Declaring bankruptcy is the single worst thing you can do to your credit, but sometimes it is the only way to ensure that you will be able to access credit in the future. While a bankruptcy stays on your credit report for a period of seven to ten years, declaring bankruptcy allows you to eliminate debts that you have no financial means of repaying and stops the legal processes against you so you can focus on rebuilding your finances. Reestablishing your credit after declaring bankruptcy can be difficult, but it is not an impossible task. Here are some steps you can take to reestablish your credit after declaring bankruptcy.
Maintain A Record Of On Time Payments For Remaining Debts
Declaring bankruptcy rarely discharges all of your debts, so there is a good chance that you will still be repaying some of them, along with paying your regular monthly bills needed to maintain your lifestyle. Maintaining a record of on time payments for these accounts is critical to rebuilding your credit after a bankruptcy. The negative information will slowly have less of an impact on your credit score as time passes and will eventually drop away completely.
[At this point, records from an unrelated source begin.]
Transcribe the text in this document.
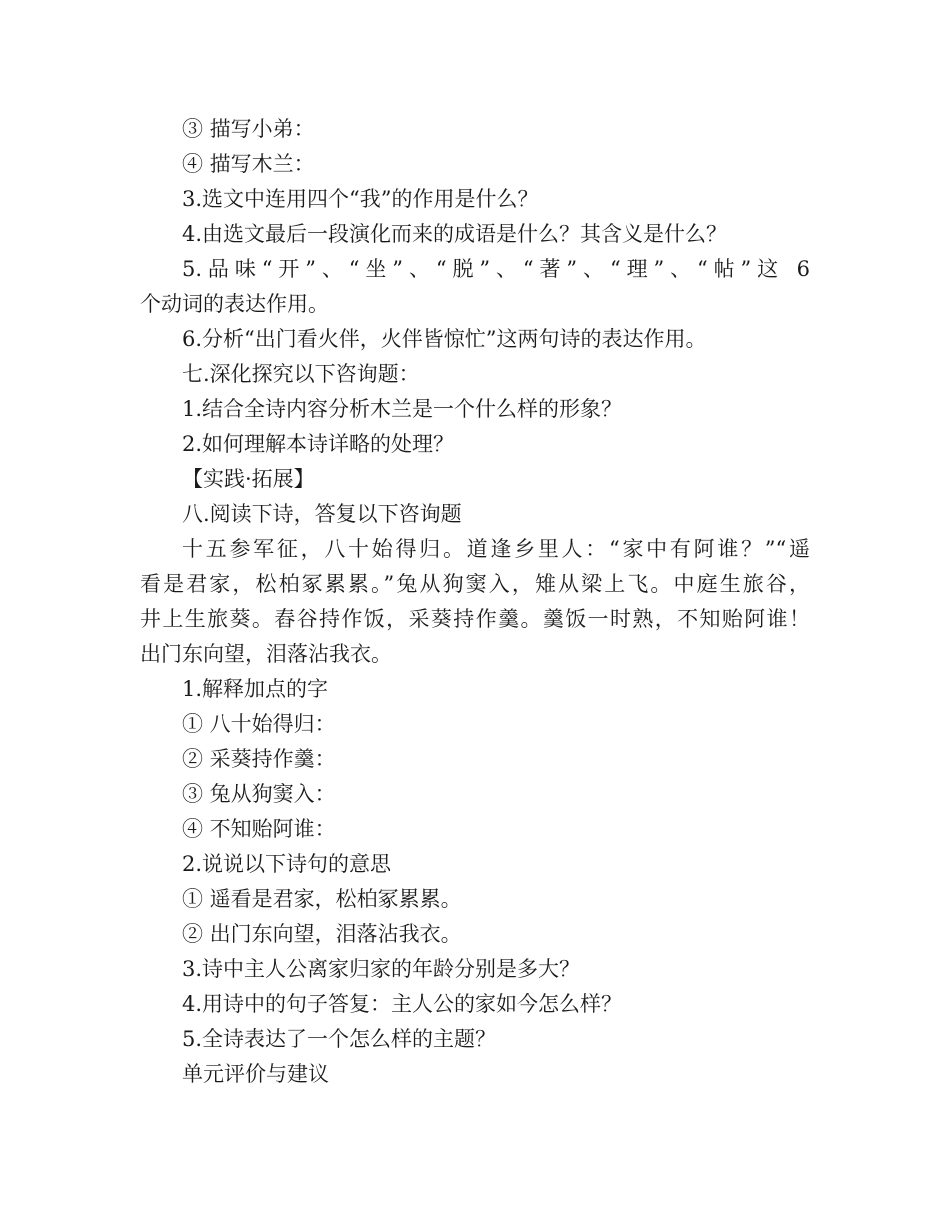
③ 描写小弟：
④ 描写木兰：
3.选文中连用四个“我”的作用是什么？
4.由选文最后一段演化而来的成语是什么？其含义是什么？
5.品味“开”、“坐”、“脱”、“著”、“理”、“帖”这 6
个动词的表达作用。
6.分析“出门看火伴，火伴皆惊忙”这两句诗的表达作用。
七.深化探究以下咨询题：
1.结合全诗内容分析木兰是一个什么样的形象？
2.如何理解本诗详略的处理？
【实践·拓展】
八.阅读下诗，答复以下咨询题
十五参军征，八十始得归。道逢乡里人：“家中有阿谁？”“遥
看是君家，松柏冢累累。”兔从狗窦入，雉从梁上飞。中庭生旅谷，
井上生旅葵。舂谷持作饭，采葵持作羹。羹饭一时熟，不知贻阿谁！
出门东向望，泪落沾我衣。
1.解释加点的字
① 八十始得归：
② 采葵持作羹：
③ 兔从狗窦入：
④ 不知贻阿谁：
2.说说以下诗句的意思
① 遥看是君家，松柏冢累累。
② 出门东向望，泪落沾我衣。
3.诗中主人公离家归家的年龄分别是多大？
4.用诗中的句子答复：主人公的家如今怎么样？
5.全诗表达了一个怎么样的主题？
单元评价与建议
You will want that negative information to be replaced with positive information that will increase your credit score.
Check Your Credit Report Regularly
After declaring bankruptcy, it is very important to check your credit report regularly for any misreported information or negative events affecting your accounts. While we all wish that all the information in our credit reports would be 100 percent accurate all of the time, nearly a quarter of us have incorrect information on our credit reports that is dragging down our credit score. The faster the mistakes are found, the easier they will be to correct. You can get your credit reports for free at www.annualcreditreport.com.
Obtain A Secured Credit Card
Secured credit cards will be much easier to get than an unsecured credit card after declaring bankruptcy, but they can be used in the same way to rebuild your credit. With a secured credit card, you deposit money into a savings account that is attached to your credit card and that amount determines your credit limit. Good secured credit cards may have an annual fee, but the cost is generally worth it when trying to rebuild your credit after a bankruptcy. There are many different lenders available that offer these types of credit cards, so review your options carefully before making your final decision.